一、SQLContext
1.适用spark版本:spark1.x
2.添加依赖
<dependency>
<groupId>org.scala-lang</groupId>
<artifactId>scala-library</artifactId>
<version>2.11.8</version>
</dependency>
<dependency>
<groupId>org.apache.spark</groupId>
<artifactId>spark-sql_2.11</artifactId>
<version>2.1.0</version>
<scope>compile</scope>
</dependency>
3.代码
(1)创建Context
(2)进行相关处理(加载数据)
(3)关闭连接
package MoocSparkSQL
import org.apache.spark.{SparkConf, SparkContext}
import org.apache.spark.sql.SQLContext
/**
* spark context的使用
*/
object SQLContextApp {
def main(args: Array[String]): Unit = {
val path=args(0)
//val path="file:///E:\\Tools\\WorkspaceforMyeclipse\\sparksqlworking\\data\\people.json"
//1)创建相应的Context
val sparkConf=new SparkConf()
.setAppName("SQLContextApp").setMaster("local[2]")

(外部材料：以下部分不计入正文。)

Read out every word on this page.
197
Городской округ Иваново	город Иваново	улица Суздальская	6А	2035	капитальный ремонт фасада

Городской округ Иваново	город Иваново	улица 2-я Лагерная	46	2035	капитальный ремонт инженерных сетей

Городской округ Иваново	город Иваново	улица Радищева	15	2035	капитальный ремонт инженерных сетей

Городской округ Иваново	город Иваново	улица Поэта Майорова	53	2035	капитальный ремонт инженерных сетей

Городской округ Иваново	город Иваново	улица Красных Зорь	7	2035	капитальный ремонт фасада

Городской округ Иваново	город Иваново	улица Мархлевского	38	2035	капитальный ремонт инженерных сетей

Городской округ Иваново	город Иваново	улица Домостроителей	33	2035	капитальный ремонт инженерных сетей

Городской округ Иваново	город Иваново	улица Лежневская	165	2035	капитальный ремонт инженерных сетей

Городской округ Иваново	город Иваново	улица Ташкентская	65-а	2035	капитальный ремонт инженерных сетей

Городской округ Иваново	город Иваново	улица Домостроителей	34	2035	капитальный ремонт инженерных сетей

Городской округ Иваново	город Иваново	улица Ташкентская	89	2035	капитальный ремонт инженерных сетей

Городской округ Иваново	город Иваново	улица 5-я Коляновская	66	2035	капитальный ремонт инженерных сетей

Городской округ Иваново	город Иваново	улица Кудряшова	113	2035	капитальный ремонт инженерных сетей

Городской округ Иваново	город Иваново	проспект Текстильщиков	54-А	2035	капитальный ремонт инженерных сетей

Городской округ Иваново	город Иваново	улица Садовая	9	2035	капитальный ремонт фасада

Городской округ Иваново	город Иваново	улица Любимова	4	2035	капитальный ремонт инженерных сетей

val sc =new SparkContext(sparkConf)
val sqlContext=new SQLContext(sc)
//2)进行相关处理
//people文件从 /opt/modules/spark-2.1.0-bin-2.6.0-cdh5.7.0/examples/src/main/resources/people.json
val people=sqlContext.read.format("json").load(path)
people.printSchema()
people.show()
//3)关闭资源
//每个sparkContext关闭
sc.stop()
}
}
(4)测试
在Program arguments:中输入
file:///E:\\Tools\\WorkspaceforMyeclipse\\sparksqlworking\\data\\people.json
结果:
结果:
root
|-- age: long (nullable = true)
|-- name: string (nullable = true)
+----+-------+
| age| name|
+----+-------+
|null|Michael|
| 30| Andy|
| 19| Justin|
+----+-------+
(5)线上运行
(a)注销掉代码里面的appname和master
(b)Maven打包
使用cmd命令行,在项目根目录下
mvn clean package -DskipTests
(c)查看编译结果
[INFO]
[INFO] --- maven-surefire-plugin:2.12.4:test (default-test) @ sparksql ---
[INFO] Tests are skipped.
[INFO]
[INFO] --- maven-jar-plugin:2.4:jar (default-jar) @ sparksql ---
[INFO] Building jar: E:\Tools\WorkspaceforMyeclipse\sparksqlworking\target\sparksql-1.0.jar
[INFO] ------------------------------------------------------------------------
[INFO] BUILD SUCCESS
[INFO] ------------------------------------------------------------------------
[INFO] Total time: 24.444 s
[INFO] Finished at: 2019-01-16T22:15:33+08:00
[INFO] Final Memory: 24M/261M
[INFO] ------------------------------------------------------------------------
(d)查找到jar包位置
Building jar: E:\Tools\WorkspaceforMyeclipse\sparksqlworking\target\sparksql-1.0.jar
(f)上传服务器到
/opt/datas/sparksql-1.0.jar
(g)提交spark任务
【参考官网:https://spark.apache.org/docs/2.1.0/submitting-applications.html】
./bin/spark-submit \
--class sparkworking.sqlcontext \
--master local[2] \
/opt/datas/sparksql-1.0.jar \
file:opt/modules/spark-2.1.0-bin-2.6.0-cdh5.7.0/examples/src/main/resources/people.json
备注:最后路径如果不添加file:///则是默认hadoop的路径。
二、HiveContext
1.适用spark版本:spark1.x
2.前提:
(1)不需要hive环境
(2)需要hive-site.xml
将hive-site.xml拷贝到项目的资源目录下面,放入scala文件夹同级目录下:...\src\main\sources\hive-site.xml
(3)开启metastore,如果hive配置的话
bin/hive --service metastore &
3.引入依赖包
<dependency>
<groupId>org.apache.spark</groupId>
<artifactId>spark-hive_2.11</artifactId>
<version>2.1.0</version>
</dependency>
4.代码
package SparkSQL
import org.apache.spark.{SparkConf, SparkContext}
import org.apache.spark.sql.SQLContext
import org.apache.spark.sql.hive.HiveContext
/**
* Hive Comtext 的使用
*/
object HiveContextApp {
def main(args: Array[String]): Unit = {
// val path=args(0)
//1)创建相应的Context
val sparkConf=new SparkConf()
//生产环境把下面的注释掉
.setAppName("HiveContextApp").setMaster("local[2]")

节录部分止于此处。